Composite income and capital
Stocks generally rise with earnings growth. Likewise, dividend increases often indicate solid business fundamentals that can help boost the stock price. Investors who buy dividend growth stocks often receive compound income from rising dividends and stock appreciation. It is the best combination of both aspects.
If you’re looking for some of these high-quality dividend growth stocks, here are three to consider buying before 2026.
A top insurance stock with growing dividends
Financially intact (TSX:IFC) has delivered significant total returns for long-term investors. The stock is up 217% over the past decade. Add in the dividends and the total return over that period is closer to 300%.
Intact is Canada’s largest property and casualty insurer. Its national scale gives it a price advantage over competitors. It can be cheaper for customers, but still make money strong underwriting profits.
Intact has increased its dividend for twenty years in a row. The dividend has grown at a compound annual growth rate of 10% over the past ten years. Intact currently yields 1.9%.
A diversified provider of essential services
Exchange Income Corp. (TSX:EIF) was once again a solid dividend stock. The stock is up 198% over the past decade. Add in the dividends and investors would earn a 434% return in that time.
Exchange operates a diverse mix of businesses, but focuses primarily on essential aviation services. The operations are strategically located to cater to Canada’s North. With infrastructure and defense investments expected to strengthen that region, Exchange could be poised for substantial growth.
Exchange has increased its dividend eighteen times in the last twenty years. Given the mid-teens growth forecasts for next year, it is likely that the strong dividend growth trajectory will continue. The stock yields 3.3% today and pays out monthly.

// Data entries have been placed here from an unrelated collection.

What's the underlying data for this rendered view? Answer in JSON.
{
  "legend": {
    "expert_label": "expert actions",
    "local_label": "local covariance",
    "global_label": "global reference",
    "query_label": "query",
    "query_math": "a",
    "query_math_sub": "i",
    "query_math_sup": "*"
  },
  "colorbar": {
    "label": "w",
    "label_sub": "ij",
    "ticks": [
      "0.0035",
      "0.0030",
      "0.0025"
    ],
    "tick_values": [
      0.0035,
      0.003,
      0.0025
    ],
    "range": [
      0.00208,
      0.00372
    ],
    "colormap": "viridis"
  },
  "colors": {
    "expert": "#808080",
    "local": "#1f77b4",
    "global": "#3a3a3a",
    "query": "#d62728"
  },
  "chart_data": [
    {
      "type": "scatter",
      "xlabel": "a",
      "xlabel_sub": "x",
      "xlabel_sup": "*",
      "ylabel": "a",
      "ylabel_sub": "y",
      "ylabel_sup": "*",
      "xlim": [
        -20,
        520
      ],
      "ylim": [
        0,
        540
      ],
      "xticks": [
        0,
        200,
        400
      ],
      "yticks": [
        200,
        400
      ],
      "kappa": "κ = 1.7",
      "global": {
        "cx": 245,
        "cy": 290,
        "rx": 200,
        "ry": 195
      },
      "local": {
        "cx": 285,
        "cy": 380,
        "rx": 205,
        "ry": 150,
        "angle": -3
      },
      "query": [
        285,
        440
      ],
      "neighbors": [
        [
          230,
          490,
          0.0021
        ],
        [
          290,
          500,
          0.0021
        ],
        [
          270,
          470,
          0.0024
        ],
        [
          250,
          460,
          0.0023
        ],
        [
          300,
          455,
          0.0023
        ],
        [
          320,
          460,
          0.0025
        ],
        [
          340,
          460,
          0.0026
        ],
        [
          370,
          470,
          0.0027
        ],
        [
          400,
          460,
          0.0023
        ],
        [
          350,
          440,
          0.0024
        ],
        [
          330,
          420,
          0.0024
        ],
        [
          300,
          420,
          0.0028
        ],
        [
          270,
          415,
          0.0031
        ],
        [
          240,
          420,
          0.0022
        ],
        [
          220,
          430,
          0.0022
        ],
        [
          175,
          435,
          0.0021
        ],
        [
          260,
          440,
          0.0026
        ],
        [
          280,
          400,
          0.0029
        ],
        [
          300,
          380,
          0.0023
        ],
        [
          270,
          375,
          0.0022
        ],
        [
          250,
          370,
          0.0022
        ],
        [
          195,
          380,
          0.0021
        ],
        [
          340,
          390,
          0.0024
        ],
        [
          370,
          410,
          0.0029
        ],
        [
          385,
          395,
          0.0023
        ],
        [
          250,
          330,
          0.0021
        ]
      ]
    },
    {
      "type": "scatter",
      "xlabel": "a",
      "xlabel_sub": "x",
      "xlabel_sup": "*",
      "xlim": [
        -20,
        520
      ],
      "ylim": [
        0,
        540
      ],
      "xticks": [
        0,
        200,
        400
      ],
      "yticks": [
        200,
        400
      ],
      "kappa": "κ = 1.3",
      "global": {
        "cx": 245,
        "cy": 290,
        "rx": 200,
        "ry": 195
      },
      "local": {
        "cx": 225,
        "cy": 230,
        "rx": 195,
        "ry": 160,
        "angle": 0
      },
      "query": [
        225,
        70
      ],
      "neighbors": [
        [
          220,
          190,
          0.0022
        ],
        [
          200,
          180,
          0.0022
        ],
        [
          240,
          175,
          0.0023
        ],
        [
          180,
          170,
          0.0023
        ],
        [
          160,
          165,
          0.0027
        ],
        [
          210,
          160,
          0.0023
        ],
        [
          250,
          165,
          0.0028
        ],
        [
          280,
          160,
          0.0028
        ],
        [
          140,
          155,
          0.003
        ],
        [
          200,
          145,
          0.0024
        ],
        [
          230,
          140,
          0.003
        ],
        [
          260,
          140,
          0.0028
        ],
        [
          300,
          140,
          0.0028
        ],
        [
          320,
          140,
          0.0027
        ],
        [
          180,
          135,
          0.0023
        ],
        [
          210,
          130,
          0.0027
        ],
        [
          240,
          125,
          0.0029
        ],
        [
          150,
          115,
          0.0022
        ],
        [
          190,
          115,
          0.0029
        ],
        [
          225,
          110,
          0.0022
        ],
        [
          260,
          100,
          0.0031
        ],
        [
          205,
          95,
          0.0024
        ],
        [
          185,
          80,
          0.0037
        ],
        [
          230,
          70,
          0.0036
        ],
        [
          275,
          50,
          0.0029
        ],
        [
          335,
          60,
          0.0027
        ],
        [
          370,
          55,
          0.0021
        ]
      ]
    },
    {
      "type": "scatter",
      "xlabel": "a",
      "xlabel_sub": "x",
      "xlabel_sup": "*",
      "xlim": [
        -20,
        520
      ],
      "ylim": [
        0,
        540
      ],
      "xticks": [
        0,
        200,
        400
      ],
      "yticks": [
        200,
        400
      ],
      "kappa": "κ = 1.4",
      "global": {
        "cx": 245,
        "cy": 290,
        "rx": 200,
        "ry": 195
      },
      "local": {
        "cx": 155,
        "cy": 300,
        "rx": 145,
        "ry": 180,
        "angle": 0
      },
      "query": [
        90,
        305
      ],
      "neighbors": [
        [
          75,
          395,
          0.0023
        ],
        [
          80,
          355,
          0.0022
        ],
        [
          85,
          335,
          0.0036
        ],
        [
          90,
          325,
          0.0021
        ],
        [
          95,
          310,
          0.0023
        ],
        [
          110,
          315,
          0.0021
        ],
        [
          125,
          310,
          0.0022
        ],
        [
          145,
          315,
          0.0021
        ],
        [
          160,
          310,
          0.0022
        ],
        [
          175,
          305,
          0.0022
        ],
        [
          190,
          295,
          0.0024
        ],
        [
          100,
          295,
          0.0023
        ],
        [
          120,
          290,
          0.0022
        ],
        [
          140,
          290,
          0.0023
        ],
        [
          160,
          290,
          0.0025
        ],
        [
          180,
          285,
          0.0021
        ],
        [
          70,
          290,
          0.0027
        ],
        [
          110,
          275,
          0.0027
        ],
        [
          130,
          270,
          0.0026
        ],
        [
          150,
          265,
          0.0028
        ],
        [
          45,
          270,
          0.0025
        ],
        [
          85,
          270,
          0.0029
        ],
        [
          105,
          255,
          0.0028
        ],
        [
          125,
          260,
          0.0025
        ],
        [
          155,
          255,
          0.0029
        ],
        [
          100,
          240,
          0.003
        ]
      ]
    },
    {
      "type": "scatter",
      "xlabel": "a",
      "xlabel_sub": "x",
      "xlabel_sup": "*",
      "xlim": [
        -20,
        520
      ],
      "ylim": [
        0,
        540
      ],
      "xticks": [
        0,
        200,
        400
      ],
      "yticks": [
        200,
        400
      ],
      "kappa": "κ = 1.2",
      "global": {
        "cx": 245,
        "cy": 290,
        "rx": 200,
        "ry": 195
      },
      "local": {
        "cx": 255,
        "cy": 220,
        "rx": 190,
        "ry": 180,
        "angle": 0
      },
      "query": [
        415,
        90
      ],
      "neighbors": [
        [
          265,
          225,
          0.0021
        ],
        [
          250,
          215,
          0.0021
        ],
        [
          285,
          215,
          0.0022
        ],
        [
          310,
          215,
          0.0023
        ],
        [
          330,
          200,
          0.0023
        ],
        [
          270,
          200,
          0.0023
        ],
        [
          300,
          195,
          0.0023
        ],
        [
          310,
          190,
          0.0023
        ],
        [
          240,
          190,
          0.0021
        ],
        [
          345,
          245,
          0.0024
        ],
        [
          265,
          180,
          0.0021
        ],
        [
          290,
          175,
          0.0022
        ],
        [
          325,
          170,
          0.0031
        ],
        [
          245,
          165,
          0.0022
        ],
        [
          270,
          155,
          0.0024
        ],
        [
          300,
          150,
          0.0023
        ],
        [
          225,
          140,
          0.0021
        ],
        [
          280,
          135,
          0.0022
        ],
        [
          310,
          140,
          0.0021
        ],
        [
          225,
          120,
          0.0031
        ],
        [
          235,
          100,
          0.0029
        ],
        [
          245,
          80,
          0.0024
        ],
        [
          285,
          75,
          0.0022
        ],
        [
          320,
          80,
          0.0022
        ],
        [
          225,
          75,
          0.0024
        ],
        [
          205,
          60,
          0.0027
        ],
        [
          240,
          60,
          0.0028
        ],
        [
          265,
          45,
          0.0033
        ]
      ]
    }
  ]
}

A solid Canadian utility stock for dividends
AltaGas (TSX:ALA) Shares are up 125% in the past five years. Add dividends to that and you’re looking at a total return of 175%.
AltaGas is a critical provider of natural gas infrastructure in Western Canada and the Northern US. The midstream business is driving growth as Canada looks to export more and more propane, butane and liquefied natural gas to Asia. US utilities are showing above-average growth as they modernize infrastructure and increase the interest base.

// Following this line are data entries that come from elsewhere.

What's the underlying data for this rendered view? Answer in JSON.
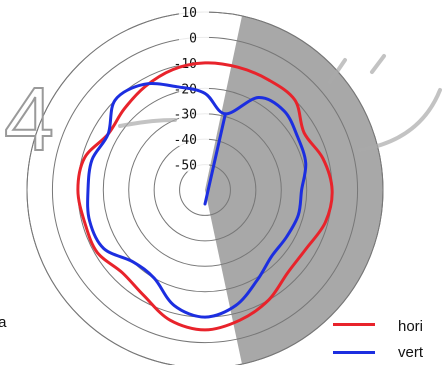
{
  "chart_data": {
    "type": "polar",
    "r_ticks": [
      "10",
      "0",
      "-10",
      "-20",
      "-30",
      "-40",
      "-50"
    ],
    "r_values": [
      10,
      0,
      -10,
      -20,
      -30,
      -40,
      -50
    ],
    "rlim": [
      -60,
      10
    ],
    "grid": true,
    "angle_zero": "top",
    "angle_direction": "clockwise",
    "shaded_sector_deg": [
      12,
      168
    ],
    "watermark": "4",
    "left_label": "ta",
    "legend_position": "bottom-right",
    "colors": {
      "horizontal": "#e8232b",
      "vertical": "#1c2ee0",
      "shade": "#a8a8a8",
      "grid": "#777777"
    },
    "series": [
      {
        "name": "hori",
        "color": "#e8232b",
        "theta_deg": [
          0,
          15,
          30,
          45,
          60,
          75,
          90,
          105,
          120,
          135,
          150,
          165,
          180,
          195,
          210,
          225,
          240,
          255,
          270,
          285,
          300,
          315,
          330,
          345
        ],
        "r": [
          -10,
          -10,
          -10,
          -10,
          -15,
          -12,
          -10,
          -11,
          -14,
          -14,
          -10,
          -7,
          -5,
          -7,
          -12,
          -14,
          -11,
          -11,
          -10,
          -11,
          -16,
          -15,
          -13,
          -11
        ]
      },
      {
        "name": "vert",
        "color": "#1c2ee0",
        "theta_deg": [
          0,
          15,
          30,
          45,
          60,
          75,
          90,
          105,
          120,
          135,
          150,
          165,
          180,
          195,
          210,
          225,
          240,
          255,
          270,
          285,
          300,
          315,
          330,
          345
        ],
        "r": [
          -22,
          -29,
          -18,
          -16,
          -18,
          -19,
          -22,
          -22,
          -23,
          -23,
          -19,
          -13,
          -10,
          -13,
          -20,
          -20,
          -14,
          -13,
          -14,
          -14,
          -16,
          -10,
          -12,
          -18
        ]
      }
    ]
  }
}
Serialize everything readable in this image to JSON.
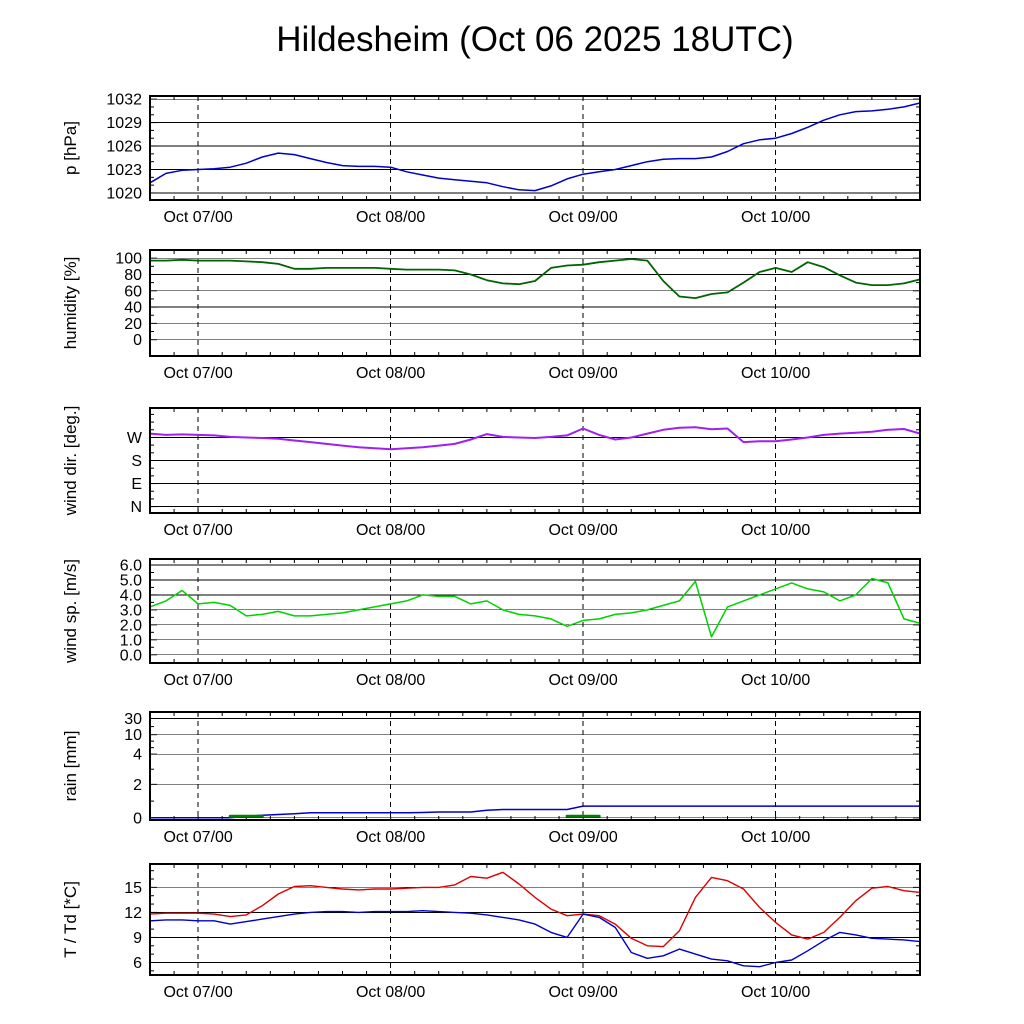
{
  "title": "Hildesheim (Oct 06 2025 18UTC)",
  "chart_data": {
    "type": "line",
    "title": "Hildesheim (Oct 06 2025 18UTC)",
    "x_axis": "time (hours since Oct 06 2025 18UTC)",
    "xlim": [
      0,
      96
    ],
    "x_minor_step_hours": 3,
    "xtick_hours": [
      6,
      30,
      54,
      78
    ],
    "xtick_labels": [
      "Oct 07/00",
      "Oct 08/00",
      "Oct 09/00",
      "Oct 10/00"
    ],
    "x_hours": [
      0,
      2,
      4,
      6,
      8,
      10,
      12,
      14,
      16,
      18,
      20,
      22,
      24,
      26,
      28,
      30,
      32,
      34,
      36,
      38,
      40,
      42,
      44,
      46,
      48,
      50,
      52,
      54,
      56,
      58,
      60,
      62,
      64,
      66,
      68,
      70,
      72,
      74,
      76,
      78,
      80,
      82,
      84,
      86,
      88,
      90,
      92,
      94,
      96
    ],
    "grid": "solid horizontal at major ticks, dashed vertical at day boundaries",
    "panels": [
      {
        "name": "pressure",
        "ylabel": "p [hPa]",
        "ylim": [
          1019.1,
          1032.4
        ],
        "yticks": [
          1020,
          1023,
          1026,
          1029,
          1032
        ],
        "yticks_minor": [
          1021,
          1022,
          1024,
          1025,
          1027,
          1028,
          1030,
          1031
        ],
        "series": [
          {
            "name": "pressure",
            "color": "#0000cc",
            "width": 1.5,
            "values": [
              1021.3,
              1022.5,
              1022.9,
              1023.0,
              1023.1,
              1023.3,
              1023.8,
              1024.6,
              1025.1,
              1024.9,
              1024.4,
              1023.9,
              1023.5,
              1023.4,
              1023.4,
              1023.3,
              1022.7,
              1022.3,
              1021.9,
              1021.7,
              1021.5,
              1021.3,
              1020.8,
              1020.4,
              1020.3,
              1020.9,
              1021.8,
              1022.4,
              1022.7,
              1023.0,
              1023.5,
              1024.0,
              1024.3,
              1024.4,
              1024.4,
              1024.6,
              1025.3,
              1026.3,
              1026.8,
              1027.0,
              1027.6,
              1028.4,
              1029.3,
              1030.0,
              1030.4,
              1030.5,
              1030.7,
              1031.0,
              1031.5
            ]
          }
        ]
      },
      {
        "name": "humidity",
        "ylabel": "humidity [%]",
        "ylim": [
          -20,
          110
        ],
        "yticks": [
          0,
          20,
          40,
          60,
          80,
          100
        ],
        "yticks_minor": [
          10,
          30,
          50,
          70,
          90
        ],
        "series": [
          {
            "name": "humidity",
            "color": "#006400",
            "width": 1.8,
            "values": [
              97,
              97,
              98,
              97,
              97,
              97,
              96,
              95,
              93,
              87,
              87,
              88,
              88,
              88,
              88,
              87,
              86,
              86,
              86,
              85,
              80,
              73,
              69,
              68,
              72,
              88,
              91,
              92,
              95,
              97,
              99,
              97,
              72,
              53,
              51,
              56,
              58,
              70,
              83,
              88,
              83,
              95,
              89,
              79,
              70,
              67,
              67,
              69,
              74
            ]
          }
        ]
      },
      {
        "name": "wind-direction",
        "ylabel": "wind dir. [deg.]",
        "ylim": [
          -25,
          385
        ],
        "yticks": [
          270,
          180,
          90,
          0
        ],
        "ytick_labels": [
          "W",
          "S",
          "E",
          "N"
        ],
        "yticks_minor": [
          30,
          60,
          120,
          150,
          210,
          240,
          300,
          330,
          360
        ],
        "series": [
          {
            "name": "wind-direction",
            "color": "#a020f0",
            "width": 2,
            "values": [
              285,
              280,
              282,
              280,
              278,
              272,
              270,
              268,
              265,
              258,
              252,
              245,
              238,
              232,
              228,
              224,
              228,
              232,
              238,
              245,
              262,
              283,
              272,
              270,
              268,
              272,
              278,
              305,
              280,
              262,
              270,
              285,
              300,
              308,
              310,
              302,
              305,
              252,
              255,
              255,
              262,
              270,
              280,
              285,
              288,
              292,
              300,
              303,
              285
            ]
          }
        ]
      },
      {
        "name": "wind-speed",
        "ylabel": "wind sp. [m/s]",
        "ylim": [
          -0.55,
          6.4
        ],
        "yticks": [
          6,
          5,
          4,
          3,
          2,
          1,
          0
        ],
        "ytick_labels": [
          "6.0",
          "5.0",
          "4.0",
          "3.0",
          "2.0",
          "1.0",
          "0.0"
        ],
        "yticks_minor": [
          0.5,
          1.5,
          2.5,
          3.5,
          4.5,
          5.5
        ],
        "series": [
          {
            "name": "wind-speed",
            "color": "#00d200",
            "width": 1.5,
            "values": [
              3.2,
              3.6,
              4.3,
              3.4,
              3.5,
              3.3,
              2.6,
              2.7,
              2.9,
              2.6,
              2.6,
              2.7,
              2.8,
              3.0,
              3.2,
              3.4,
              3.6,
              4.0,
              3.9,
              3.9,
              3.4,
              3.6,
              3.0,
              2.7,
              2.6,
              2.4,
              1.9,
              2.3,
              2.4,
              2.7,
              2.8,
              3.0,
              3.3,
              3.6,
              4.9,
              1.2,
              3.2,
              3.6,
              4.0,
              4.4,
              4.8,
              4.4,
              4.2,
              3.6,
              4.0,
              5.1,
              4.8,
              2.4,
              2.1
            ]
          }
        ]
      },
      {
        "name": "rain",
        "ylabel": "rain [mm]",
        "scale": "segmented",
        "scale_anchors": [
          [
            0,
            0.02
          ],
          [
            2,
            0.33
          ],
          [
            4,
            0.61
          ],
          [
            10,
            0.79
          ],
          [
            30,
            0.94
          ],
          [
            60,
            1.0
          ]
        ],
        "ylim": [
          0,
          60
        ],
        "yticks": [
          30,
          10,
          4,
          2,
          0
        ],
        "yticks_minor": [
          1,
          3,
          6,
          8,
          20
        ],
        "series": [
          {
            "name": "rain-accumulated",
            "color": "#0000cc",
            "width": 1.5,
            "values": [
              0,
              0,
              0,
              0,
              0,
              0,
              0.1,
              0.15,
              0.2,
              0.25,
              0.3,
              0.3,
              0.3,
              0.3,
              0.3,
              0.3,
              0.3,
              0.32,
              0.35,
              0.35,
              0.35,
              0.45,
              0.5,
              0.5,
              0.5,
              0.5,
              0.5,
              0.7,
              0.7,
              0.7,
              0.7,
              0.7,
              0.7,
              0.7,
              0.7,
              0.7,
              0.7,
              0.7,
              0.7,
              0.7,
              0.7,
              0.7,
              0.7,
              0.7,
              0.7,
              0.7,
              0.7,
              0.7,
              0.7
            ]
          },
          {
            "name": "rain-green-interval",
            "color": "#008000",
            "width": 3,
            "values": [
              null,
              null,
              null,
              null,
              null,
              0.1,
              0.1,
              0.1,
              null,
              null,
              null,
              null,
              null,
              null,
              null,
              null,
              null,
              null,
              null,
              null,
              null,
              null,
              null,
              null,
              null,
              null,
              0.1,
              0.1,
              0.1,
              null,
              null,
              null,
              null,
              null,
              null,
              null,
              null,
              null,
              null,
              null,
              null,
              null,
              null,
              null,
              null,
              null,
              null,
              null,
              null
            ]
          }
        ]
      },
      {
        "name": "temperature",
        "ylabel": "T / Td [*C]",
        "ylim": [
          4.5,
          17.8
        ],
        "yticks": [
          15,
          12,
          9,
          6
        ],
        "yticks_minor": [
          5,
          7,
          8,
          10,
          11,
          13,
          14,
          16,
          17
        ],
        "series": [
          {
            "name": "temperature",
            "color": "#dd0000",
            "width": 1.4,
            "values": [
              11.8,
              11.9,
              11.9,
              11.9,
              11.8,
              11.5,
              11.7,
              12.8,
              14.2,
              15.1,
              15.2,
              15.0,
              14.8,
              14.7,
              14.8,
              14.8,
              14.9,
              15.0,
              15.0,
              15.3,
              16.3,
              16.1,
              16.8,
              15.4,
              13.8,
              12.4,
              11.6,
              11.8,
              11.6,
              10.6,
              8.9,
              8.0,
              7.9,
              9.8,
              13.8,
              16.2,
              15.8,
              14.8,
              12.6,
              10.8,
              9.3,
              8.8,
              9.6,
              11.4,
              13.4,
              14.9,
              15.1,
              14.6,
              14.4
            ]
          },
          {
            "name": "dewpoint",
            "color": "#0000cc",
            "width": 1.4,
            "values": [
              11.0,
              11.1,
              11.1,
              11.0,
              11.0,
              10.6,
              10.9,
              11.2,
              11.5,
              11.8,
              12.0,
              12.1,
              12.1,
              12.0,
              12.1,
              12.1,
              12.1,
              12.2,
              12.1,
              12.0,
              11.9,
              11.7,
              11.4,
              11.1,
              10.6,
              9.6,
              9.0,
              11.8,
              11.4,
              10.2,
              7.2,
              6.5,
              6.8,
              7.6,
              7.0,
              6.4,
              6.2,
              5.6,
              5.5,
              6.0,
              6.3,
              7.4,
              8.6,
              9.6,
              9.3,
              8.9,
              8.8,
              8.7,
              8.5
            ]
          }
        ]
      }
    ]
  }
}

AltaGas has grown its dividend 6% annually over the past five years. That’s despite the fact that the payout ratio improved dramatically during that time. It currently yields 3.2%.
AltaGas is the more defensive name in this portfolio. Yields will likely return to a mid- to high-single-digit range, closer to other utilities. Still, it doesn’t hurt to have a few highly defensive names in any portfolio mix.
The Silly Takeaway About Dividends
If you’re looking for dividend income that can hold up over the long term, look for dividend growth stocks with strong balance sheets, low payout ratios, and rising earnings that support rising dividends. Names like Intact, Exchange and AltaGas are ideal choices for a solid total return profile.